RV’ers are big on calling chargers “converters”. Strictly speaking, if it has a big transformer in it, that thingy which converts AC to DC may be properly called a charger. If, on the other hand, in order to save manufacturing cost, if the big, heavy (ergo expensive) magnetics are left out, and the converter uses high-frequency switching, then it’s a converter. Both are designed primarily to step-down 110VAC (or 220VAC) to 12 or 24 volt DC for charging.
And inverter is something that converts the DC back into useful AC to run appliances.
And the inverter/charger uses big magnetics associated with the (usually modified sine wave type inverter) to act as the charger. A pure since-wave (high frequency magnetics) may be properly called an converter/inverter while a system designed to charge from an RV running battery (engine and lights) and shovel some energy into the house bank while motoring down the highway is called (variously) a DC-DC converter, a buck/boost charger, or a DC converter.

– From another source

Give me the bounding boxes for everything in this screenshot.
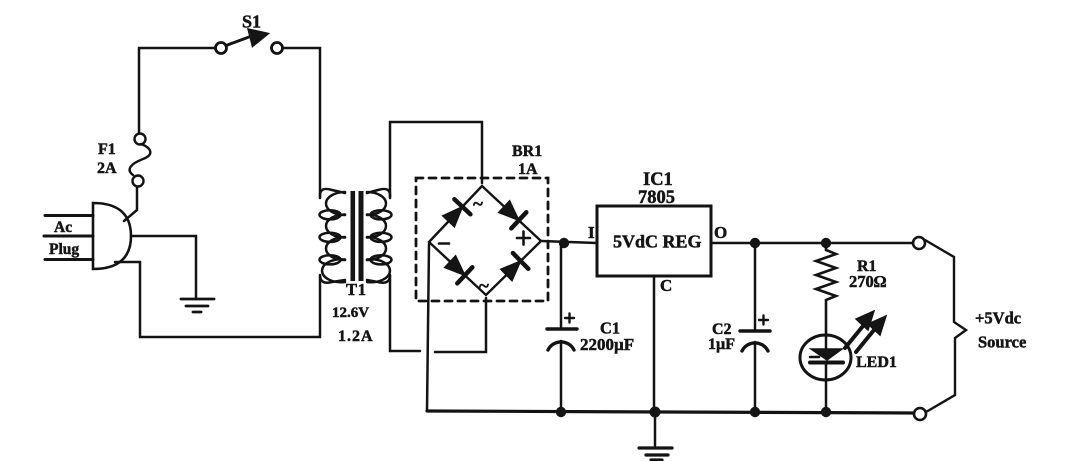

That’s depending on who did the manufacturing and marketing, and how many drinks you’ve had around the campfire. Or how much time you have to waste nitting me to death because what are those things in ham radio that we use to power our ham gear? (Correct answer: Power supplies because they are not designed to manage a battery. They are designed to provide similar voltage and current to what a battery delivers. But because they don’t have extreme high current and because they don’t do Acceptance Charging (14-14.3 depending on battery at 70F) they are not a proper “charger.”
In anything electronic, a great deal of precision of thought is necessary because there are exceptions to any “rule” in this stuff. If you want an hours-long discussion of battery performance, take an issue like “self-discharge” characteristics and a discussion of how to calculate when to equalize batteries that have been ignored for a long time. Now that gets to be an interesting algorithm to work on.
And then, to make things really interesting, let’s make the battery under discussion an ultra-high energy density silver-zinc and put it in a high temperature setting….
No, on second though, let’s not. Let’s just get more coffee… It occurs to me that only one third, or less, of this morning’s column means anything to people who rent apartments and aren’t dreaming of owning their own home some day.
Damn shame that’s how the game is rigged. Unless you own rental homes, in which case…..
But then on the other hand, we have the other glove.